De ses réflexions philosophiques appliquées à la littérature, Belinski est naturellement conduit à dégager une esthétique. Pour lui, l’art est reproduction de la nature et puise à la même source que la science : la réalité, l’un et l’autre ne se distinguent que dans leurs formes de perception et d’expression, l’art procédant par images là où la science opère par concepts. Belinski est à l’origine de l’« école naturelle » russe, dont son introduction au recueil Physiologie de Pétersbourg (1845) constitua une sorte de manifeste. Il y insiste sur la nécessité de développer le mode de représentation critique de la réalité inauguré par Gogol, et de répondre aux besoins de la société contemporaine en élargissant géographiquement et socialement le domaine de la vie nationale susceptible d’une représentation artistique.
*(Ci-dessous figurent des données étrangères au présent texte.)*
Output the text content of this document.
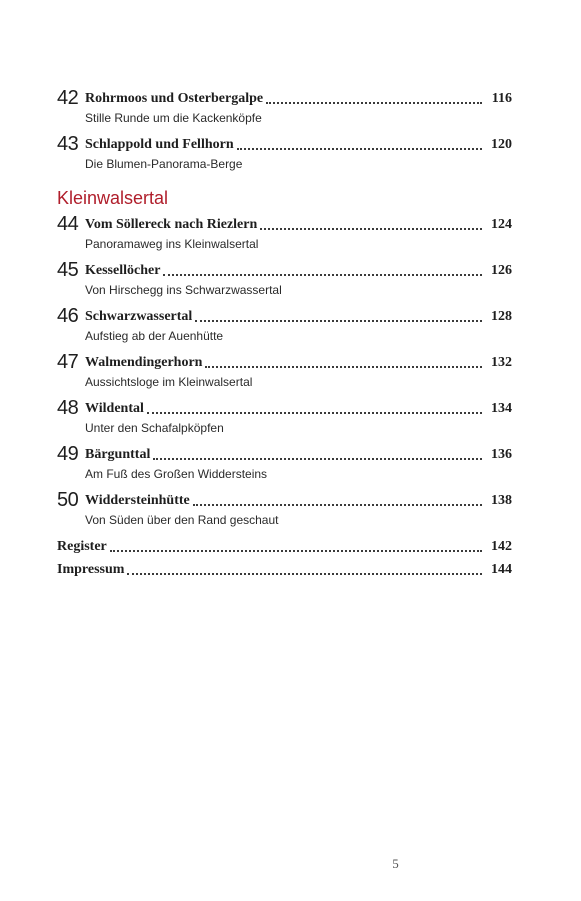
42 Rohrmoos und Osterbergalpe	116
Stille Runde um die Kackenköpfe
43 Schlappold und Fellhorn	120
Die Blumen-Panorama-Berge
Kleinwalsertal
44 Vom Söllereck nach Riezlern	124
Panoramaweg ins Kleinwalsertal
45 Kessellöcher	126
Von Hirschegg ins Schwarzwassertal
46 Schwarzwassertal	128
Aufstieg ab der Auenhütte
47 Walmendingerhorn	132
Aussichtsloge im Kleinwalsertal
48 Wildental	134
Unter den Schafalpköpfen
49 Bärgunttal	136
Am Fuß des Großen Widdersteins
50 Widdersteinhütte	138
Von Süden über den Rand geschaut
Register	142
Impressum	144
5
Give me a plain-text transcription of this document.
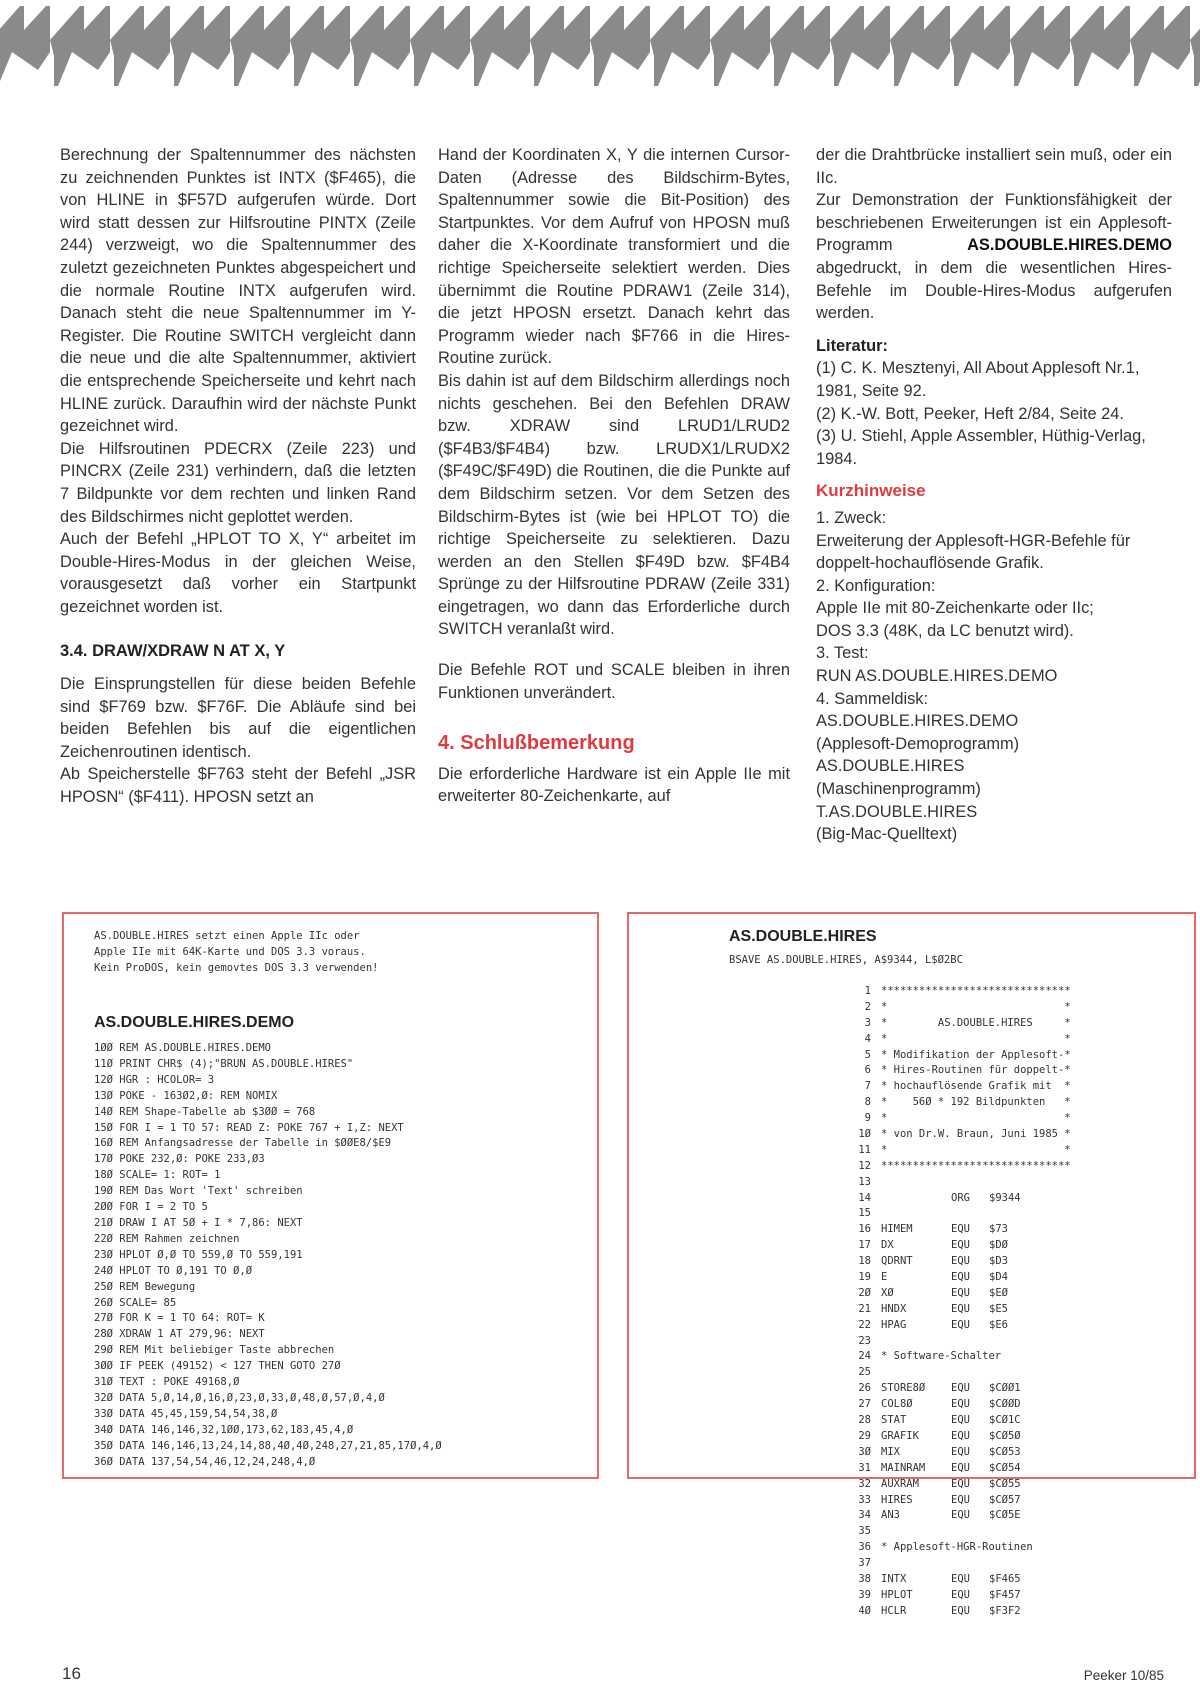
Berechnung der Spaltennummer des nächsten zu zeichnenden Punktes ist INTX ($F465), die von HLINE in $F57D aufgerufen würde. Dort wird statt dessen zur Hilfsroutine PINTX (Zeile 244) verzweigt, wo die Spaltennummer des zuletzt gezeichneten Punktes abgespeichert und die normale Routine INTX aufgerufen wird. Danach steht die neue Spaltennummer im Y-Register. Die Routine SWITCH vergleicht dann die neue und die alte Spaltennummer, aktiviert die entsprechende Speicherseite und kehrt nach HLINE zurück. Daraufhin wird der nächste Punkt gezeichnet wird.

Die Hilfsroutinen PDECRX (Zeile 223) und PINCRX (Zeile 231) verhindern, daß die letzten 7 Bildpunkte vor dem rechten und linken Rand des Bildschirmes nicht geplottet werden.

Auch der Befehl „HPLOT TO X, Y“ arbeitet im Double-Hires-Modus in der gleichen Weise, vorausgesetzt daß vorher ein Startpunkt gezeichnet worden ist.

3.4. DRAW/XDRAW N AT X, Y

Die Einsprungstellen für diese beiden Befehle sind $F769 bzw. $F76F. Die Abläufe sind bei beiden Befehlen bis auf die eigentlichen Zeichenroutinen identisch.

Ab Speicherstelle $F763 steht der Befehl „JSR HPOSN“ ($F411). HPOSN setzt an

Hand der Koordinaten X, Y die internen Cursor-Daten (Adresse des Bildschirm-Bytes, Spaltennummer sowie die Bit-Position) des Startpunktes. Vor dem Aufruf von HPOSN muß daher die X-Koordinate transformiert und die richtige Speicherseite selektiert werden. Dies übernimmt die Routine PDRAW1 (Zeile 314), die jetzt HPOSN ersetzt. Danach kehrt das Programm wieder nach $F766 in die Hires-Routine zurück.

Bis dahin ist auf dem Bildschirm allerdings noch nichts geschehen. Bei den Befehlen DRAW bzw. XDRAW sind LRUD1/LRUD2 ($F4B3/$F4B4) bzw. LRUDX1/LRUDX2 ($F49C/$F49D) die Routinen, die die Punkte auf dem Bildschirm setzen. Vor dem Setzen des Bildschirm-Bytes ist (wie bei HPLOT TO) die richtige Speicherseite zu selektieren. Dazu werden an den Stellen $F49D bzw. $F4B4 Sprünge zu der Hilfsroutine PDRAW (Zeile 331) eingetragen, wo dann das Erforderliche durch SWITCH veranlaßt wird.

Die Befehle ROT und SCALE bleiben in ihren Funktionen unverändert.

4. Schlußbemerkung

Die erforderliche Hardware ist ein Apple IIe mit erweiterter 80-Zeichenkarte, auf

der die Drahtbrücke installiert sein muß, oder ein IIc.

Zur Demonstration der Funktionsfähigkeit der beschriebenen Erweiterungen ist ein Applesoft-Programm AS.DOUBLE.HIRES.DEMO abgedruckt, in dem die wesentlichen Hires-Befehle im Double-Hires-Modus aufgerufen werden.

Literatur:

(1) C. K. Mesztenyi, All About Applesoft Nr.1, 1981, Seite 92.

(2) K.-W. Bott, Peeker, Heft 2/84, Seite 24.

(3) U. Stiehl, Apple Assembler, Hüthig-Verlag, 1984.

Kurzhinweise

1. Zweck:

Erweiterung der Applesoft-HGR-Befehle für doppelt-hochauflösende Grafik.

2. Konfiguration:

Apple IIe mit 80-Zeichenkarte oder IIc;

DOS 3.3 (48K, da LC benutzt wird).

3. Test:

RUN AS.DOUBLE.HIRES.DEMO

4. Sammeldisk:

AS.DOUBLE.HIRES.DEMO

(Applesoft-Demoprogramm)

AS.DOUBLE.HIRES

(Maschinenprogramm)

T.AS.DOUBLE.HIRES

(Big-Mac-Quelltext)

AS.DOUBLE.HIRES setzt einen Apple IIc oder
Apple IIe mit 64K-Karte und DOS 3.3 voraus.
Kein ProDOS, kein gemovtes DOS 3.3 verwenden!
AS.DOUBLE.HIRES.DEMO
1ØØ REM AS.DOUBLE.HIRES.DEMO
11Ø PRINT CHR$ (4);"BRUN AS.DOUBLE.HIRES"
12Ø HGR : HCOLOR= 3
13Ø POKE - 163Ø2,Ø: REM NOMIX
14Ø REM Shape-Tabelle ab $3ØØ = 768
15Ø FOR I = 1 TO 57: READ Z: POKE 767 + I,Z: NEXT
16Ø REM Anfangsadresse der Tabelle in $ØØE8/$E9
17Ø POKE 232,Ø: POKE 233,Ø3
18Ø SCALE= 1: ROT= 1
19Ø REM Das Wort 'Text' schreiben
2ØØ FOR I = 2 TO 5
21Ø DRAW I AT 5Ø + I * 7,86: NEXT
22Ø REM Rahmen zeichnen
23Ø HPLOT Ø,Ø TO 559,Ø TO 559,191
24Ø HPLOT TO Ø,191 TO Ø,Ø
25Ø REM Bewegung
26Ø SCALE= 85
27Ø FOR K = 1 TO 64: ROT= K
28Ø XDRAW 1 AT 279,96: NEXT
29Ø REM Mit beliebiger Taste abbrechen
3ØØ IF PEEK (49152) < 127 THEN GOTO 27Ø
31Ø TEXT : POKE 49168,Ø
32Ø DATA 5,Ø,14,Ø,16,Ø,23,Ø,33,Ø,48,Ø,57,Ø,4,Ø
33Ø DATA 45,45,159,54,54,38,Ø
34Ø DATA 146,146,32,1ØØ,173,62,183,45,4,Ø
35Ø DATA 146,146,13,24,14,88,4Ø,4Ø,248,27,21,85,17Ø,4,Ø
36Ø DATA 137,54,54,46,12,24,248,4,Ø
AS.DOUBLE.HIRES
BSAVE AS.DOUBLE.HIRES, A$9344, L$Ø2BC
1 ******************************
2 *                            *
3 *        AS.DOUBLE.HIRES     *
4 *                            *
5 * Modifikation der Applesoft-*
6 * Hires-Routinen für doppelt-*
7 * hochauflösende Grafik mit  *
8 *    56Ø * 192 Bildpunkten   *
9 *                            *
1Ø * von Dr.W. Braun, Juni 1985 *
11 *                            *
12 ******************************
13
14	ORG	$9344
15
16 HIMEM	EQU	$73
17 DX	EQU	$DØ
18 QDRNT	EQU	$D3
19 E	EQU	$D4
2Ø XØ	EQU	$EØ
21 HNDX	EQU	$E5
22 HPAG	EQU	$E6
23
24 * Software-Schalter
25
26 STORE8Ø	EQU	$CØØ1
27 COL8Ø	EQU	$CØØD
28 STAT	EQU	$CØ1C
29 GRAFIK	EQU	$CØ5Ø
3Ø MIX	EQU	$CØ53
31 MAINRAM	EQU	$CØ54
32 AUXRAM	EQU	$CØ55
33 HIRES	EQU	$CØ57
34 AN3	EQU	$CØ5E
35
36 * Applesoft-HGR-Routinen
37
38 INTX	EQU	$F465
39 HPLOT	EQU	$F457
4Ø HCLR	EQU	$F3F2
16	Peeker 10/85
Il est ainsi le théoricien et le fondateur de l’esthétique et de la critique réalistes russes. Sous son impulsion, des écrivains aussi divers que Nekrassov, Grigorovitch, Tourgueniev, Saltykov se trouvent rapprochés par leur volonté commune d’œuvrer « dans la ligne de Gogol ».

Belinski jouit de son vivant d’un prestige considérable. Il était l’écrivain vedette des Annales de la patrie et du Contemporain. Tout le monde, même les slavophiles avec qui il était en guerre, attendait avec impatience, s’arrachait les numéros des revues où paraissaient ses articles. Il eut une influence énorme sur la jeunesse intellectuelle de son temps et sur la génération suivante, dont il fut véritablement le maître à penser. Après une éclipse gui débute vers 1890 et correspond à la période d’activité des symbolistes puis des formalistes, Belinski fut remis en honneur à partir de 1930 par la critique soviétique, qui trouve chez lui les bases du réalisme socialiste.

A. G.

 S. A. Vengerov, l’Époque de Belinski (en russe, Petersbourg, 1905). / N. O. Lerner, Belinski (Berlin, 1922). / A. Lavretski, l’Esthétique de Belinski (en russe, Moscou, 1959). / V. S. Netchaïeva, Belinski, vie et œuvre (en russe, Moscou et Leningrad, 1961-1967 ; 2 vol.). / I. Ambrogio, Belinskij e la teoria del realismo (Rome, 1963).

Bell (Alexander Graham)

Inventeur et physicien américain, d’origine écossaise (Édimbourg 1847 - Baddeck, Canada, 1922).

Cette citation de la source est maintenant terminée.